Relationship between Muscular Activity and Postural Control Changes after Proprioceptive Focal Stimulation (Equistasi®) in Middle-Moderate Parkinson's Disease Patients: An Explorative Study

Fabiola Spolaor, Marco Romanato, Guiotto Annamaria, Antonella Peppe, Leila Bakdounes, Duc-Khanh To, Daniele Volpe, Zimi Sawacha, Fabiola Spolaor, Marco Romanato, Guiotto Annamaria, Antonella Peppe, Leila Bakdounes, Duc-Khanh To, Daniele Volpe, Zimi Sawacha

Abstract

The aim of this study was to investigate the effects of Equistasi®, a wearable device, on the relationship between muscular activity and postural control changes in a sample of 25 Parkinson's disease (PD) subjects. Gait analysis was carried out through a six-cameras stereophotogrammetric system synchronized with two force plates, an eight-channel surface electromyographic system, recording the activity of four muscles bilaterally: Rectus femoris, tibialis anterior (TA), biceps femoris, and gastrocnemius lateralis (GL). The peak of the envelope (PoE) and its occurrence within the gait cycle (position of the peak of the envelope, PPoE) were calculated. Frequency-domain posturographic parameters were extracted while standing still on a force plate in eyes open and closed conditions for 60 s. After the treatment with Equistasi®, the mid-low (0.5-0.75) Hz and mid-high (0.75-1 Hz) components associated with the vestibular and somatosensory systems, PoE and PPoE, displayed a shift toward the values registered on the controls. Furthermore, a correlation was found between changes in proprioception (power spectrum frequencies during the Romberg Test) and the activity of GL, BF (PoE), and TA (PPoE). Results of this study could provide a quantitative estimation of the effects of a neurorehabilitation device on the peripheral and central nervous system in PD.

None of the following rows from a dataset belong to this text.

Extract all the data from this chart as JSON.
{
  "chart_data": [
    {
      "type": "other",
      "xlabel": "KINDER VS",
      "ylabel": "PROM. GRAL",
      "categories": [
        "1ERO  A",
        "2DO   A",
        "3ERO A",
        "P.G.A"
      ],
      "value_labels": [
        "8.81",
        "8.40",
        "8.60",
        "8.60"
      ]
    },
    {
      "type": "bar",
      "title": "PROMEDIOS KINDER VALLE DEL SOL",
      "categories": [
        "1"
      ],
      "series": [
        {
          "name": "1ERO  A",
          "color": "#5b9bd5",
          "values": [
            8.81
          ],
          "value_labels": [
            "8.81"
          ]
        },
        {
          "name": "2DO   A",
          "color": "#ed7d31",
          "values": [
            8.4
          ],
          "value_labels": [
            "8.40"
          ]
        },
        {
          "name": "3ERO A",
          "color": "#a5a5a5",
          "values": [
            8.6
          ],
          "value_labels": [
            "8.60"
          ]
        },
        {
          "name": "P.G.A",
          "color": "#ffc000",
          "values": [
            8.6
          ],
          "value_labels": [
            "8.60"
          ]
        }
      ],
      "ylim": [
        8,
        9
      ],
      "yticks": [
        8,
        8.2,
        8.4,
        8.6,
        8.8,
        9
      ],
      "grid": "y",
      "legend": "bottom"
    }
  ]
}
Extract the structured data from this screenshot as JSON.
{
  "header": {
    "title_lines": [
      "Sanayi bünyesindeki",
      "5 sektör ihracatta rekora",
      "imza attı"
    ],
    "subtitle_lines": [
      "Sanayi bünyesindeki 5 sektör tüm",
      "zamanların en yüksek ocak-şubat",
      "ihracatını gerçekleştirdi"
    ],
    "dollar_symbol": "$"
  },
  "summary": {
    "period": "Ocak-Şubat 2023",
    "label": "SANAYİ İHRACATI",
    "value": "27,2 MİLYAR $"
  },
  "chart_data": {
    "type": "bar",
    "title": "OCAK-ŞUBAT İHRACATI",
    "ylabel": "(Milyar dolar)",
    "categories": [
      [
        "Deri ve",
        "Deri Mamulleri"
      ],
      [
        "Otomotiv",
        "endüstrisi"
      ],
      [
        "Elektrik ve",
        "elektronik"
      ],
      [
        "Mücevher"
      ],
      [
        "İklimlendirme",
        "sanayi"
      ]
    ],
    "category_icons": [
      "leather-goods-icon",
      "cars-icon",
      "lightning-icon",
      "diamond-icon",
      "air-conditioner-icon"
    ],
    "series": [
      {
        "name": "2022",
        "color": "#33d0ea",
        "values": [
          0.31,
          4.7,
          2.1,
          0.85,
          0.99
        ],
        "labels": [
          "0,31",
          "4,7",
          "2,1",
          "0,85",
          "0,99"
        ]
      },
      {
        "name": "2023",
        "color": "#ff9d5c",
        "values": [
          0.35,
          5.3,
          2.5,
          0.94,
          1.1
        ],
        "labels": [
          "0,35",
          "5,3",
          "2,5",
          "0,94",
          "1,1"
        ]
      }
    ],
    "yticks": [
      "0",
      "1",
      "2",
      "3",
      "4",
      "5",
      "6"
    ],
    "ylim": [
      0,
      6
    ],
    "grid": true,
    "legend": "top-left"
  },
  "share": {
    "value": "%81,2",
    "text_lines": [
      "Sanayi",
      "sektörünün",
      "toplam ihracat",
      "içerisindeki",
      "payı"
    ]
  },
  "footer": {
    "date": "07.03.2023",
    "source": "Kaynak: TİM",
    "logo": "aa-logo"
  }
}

Keywords: balance assessment; gait analysis; neurorehabilitation device; parkinson’s disease; surface electromyography; wearable focal mechanical vibrations device.

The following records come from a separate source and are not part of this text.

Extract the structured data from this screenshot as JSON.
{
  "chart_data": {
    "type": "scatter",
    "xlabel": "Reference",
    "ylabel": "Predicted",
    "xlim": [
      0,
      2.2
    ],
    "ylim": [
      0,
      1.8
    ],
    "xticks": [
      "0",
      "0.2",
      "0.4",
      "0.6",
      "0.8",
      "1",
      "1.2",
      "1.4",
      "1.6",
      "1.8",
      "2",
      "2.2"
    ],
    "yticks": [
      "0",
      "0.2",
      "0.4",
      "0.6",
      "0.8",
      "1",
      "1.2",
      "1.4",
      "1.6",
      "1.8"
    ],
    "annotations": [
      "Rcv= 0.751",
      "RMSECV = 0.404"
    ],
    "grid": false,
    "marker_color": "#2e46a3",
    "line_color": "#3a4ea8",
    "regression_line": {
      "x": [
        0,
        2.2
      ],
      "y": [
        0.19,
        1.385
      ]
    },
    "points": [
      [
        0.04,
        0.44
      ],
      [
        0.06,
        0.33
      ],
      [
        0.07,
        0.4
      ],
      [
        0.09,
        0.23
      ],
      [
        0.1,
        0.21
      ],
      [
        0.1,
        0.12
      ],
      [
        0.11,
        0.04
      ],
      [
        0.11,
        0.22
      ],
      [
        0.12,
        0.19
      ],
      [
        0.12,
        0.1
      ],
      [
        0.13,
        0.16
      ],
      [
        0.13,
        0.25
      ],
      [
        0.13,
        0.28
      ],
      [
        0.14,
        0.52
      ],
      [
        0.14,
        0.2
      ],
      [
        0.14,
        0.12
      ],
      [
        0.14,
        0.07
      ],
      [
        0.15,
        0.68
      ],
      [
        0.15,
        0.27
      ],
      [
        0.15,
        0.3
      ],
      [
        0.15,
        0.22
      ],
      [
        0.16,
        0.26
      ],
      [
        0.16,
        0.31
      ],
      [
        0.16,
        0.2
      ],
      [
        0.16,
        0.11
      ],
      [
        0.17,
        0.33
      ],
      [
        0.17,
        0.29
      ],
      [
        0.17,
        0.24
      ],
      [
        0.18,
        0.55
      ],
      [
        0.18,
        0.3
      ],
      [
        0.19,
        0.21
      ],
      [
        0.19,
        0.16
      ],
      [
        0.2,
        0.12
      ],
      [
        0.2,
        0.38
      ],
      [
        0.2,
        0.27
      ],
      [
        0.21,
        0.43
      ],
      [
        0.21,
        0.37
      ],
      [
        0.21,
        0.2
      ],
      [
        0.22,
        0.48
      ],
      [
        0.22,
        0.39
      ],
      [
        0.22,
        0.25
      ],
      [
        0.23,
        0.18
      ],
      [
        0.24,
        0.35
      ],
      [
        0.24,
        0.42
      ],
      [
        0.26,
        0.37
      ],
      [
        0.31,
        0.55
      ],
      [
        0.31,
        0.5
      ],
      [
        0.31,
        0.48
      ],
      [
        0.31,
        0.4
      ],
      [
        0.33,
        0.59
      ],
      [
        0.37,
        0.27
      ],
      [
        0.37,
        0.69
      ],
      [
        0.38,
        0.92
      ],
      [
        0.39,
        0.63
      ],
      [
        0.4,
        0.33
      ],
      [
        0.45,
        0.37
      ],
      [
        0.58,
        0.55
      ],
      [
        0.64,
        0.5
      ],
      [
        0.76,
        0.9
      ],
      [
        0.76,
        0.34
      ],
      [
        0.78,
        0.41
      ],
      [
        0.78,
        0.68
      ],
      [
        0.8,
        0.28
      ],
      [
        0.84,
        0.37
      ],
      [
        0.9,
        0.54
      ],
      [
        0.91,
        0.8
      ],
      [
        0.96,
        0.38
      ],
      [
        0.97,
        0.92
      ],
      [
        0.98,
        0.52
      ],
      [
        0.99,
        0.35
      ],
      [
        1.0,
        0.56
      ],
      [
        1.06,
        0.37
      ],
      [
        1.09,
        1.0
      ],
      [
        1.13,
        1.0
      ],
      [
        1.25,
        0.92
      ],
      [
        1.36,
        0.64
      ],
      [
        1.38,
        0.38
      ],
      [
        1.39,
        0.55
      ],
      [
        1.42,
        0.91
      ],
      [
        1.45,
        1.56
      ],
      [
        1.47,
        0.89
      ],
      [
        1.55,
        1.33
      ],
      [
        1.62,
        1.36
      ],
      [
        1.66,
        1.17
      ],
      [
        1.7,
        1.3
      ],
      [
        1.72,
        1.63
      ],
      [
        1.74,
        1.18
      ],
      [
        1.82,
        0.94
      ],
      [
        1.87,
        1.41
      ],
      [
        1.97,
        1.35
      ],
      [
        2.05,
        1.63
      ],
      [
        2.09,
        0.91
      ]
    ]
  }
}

Conflict of interest statement

The authors declare no conflict of interest.

Figures

Figure 1
Figure 1
Study design.
Figure 2
Figure 2
Romberg Test. Differences in the treatments effect and controls accounting for the low and high bands of the postural oscillation. Results are reported in both the medial-lateral component (x) and anterior-posterior component (z). *: Statistically significant difference (p < 0.05) between the before-after condition with the Wilcoxon signed rank test (p < 0.05). red † indicate the outliers.
Figure 3
Figure 3
Envelope mean ± 1 standard deviation extracted from the surface electromyographic signal of each muscle analyzed: On the y-axis, the peak of the envelope (PoE in % of mean activation during gait), on the x-axis, the gait cycle (from 0 to 100%). The bottom on the left tibialis anterior (TA) and on the right gastrocnemius lateralis (GL); down on the left rectus femoris (RF) and on the right biceps femoris (BF). In blue PoE before Equistasi®, in red after Equistasi®, and in yellow normative bands of control subjects. Blue *: Before Equistasi® compared with controls; red *: After Equistasi® compared with controls; green *: Before Equistasi® compared with controls after Equistasi®.
Figure 4
Figure 4
Envelope mean ± 1 standard deviation extracted from the surface electromyographic signal of each muscle analyzed: On the y-axis, the peak of the envelope (PoE in % of mean activation during gait), on the x-axis the gait cycle (from 0 to 100%). The bottom on the left tibialis anterior (TA) and on the right gastrocnemius lateralis (GL); down on the left rectus femoris (RF) and on the right biceps femoris (BF). In blue, PoE before placebo, in red after placebo, and in yellow normative bands of control subjects. Blue *: Before placebo compared with controls; red *: After placebo compared with controls; green *: Before placebo compared with after placebo.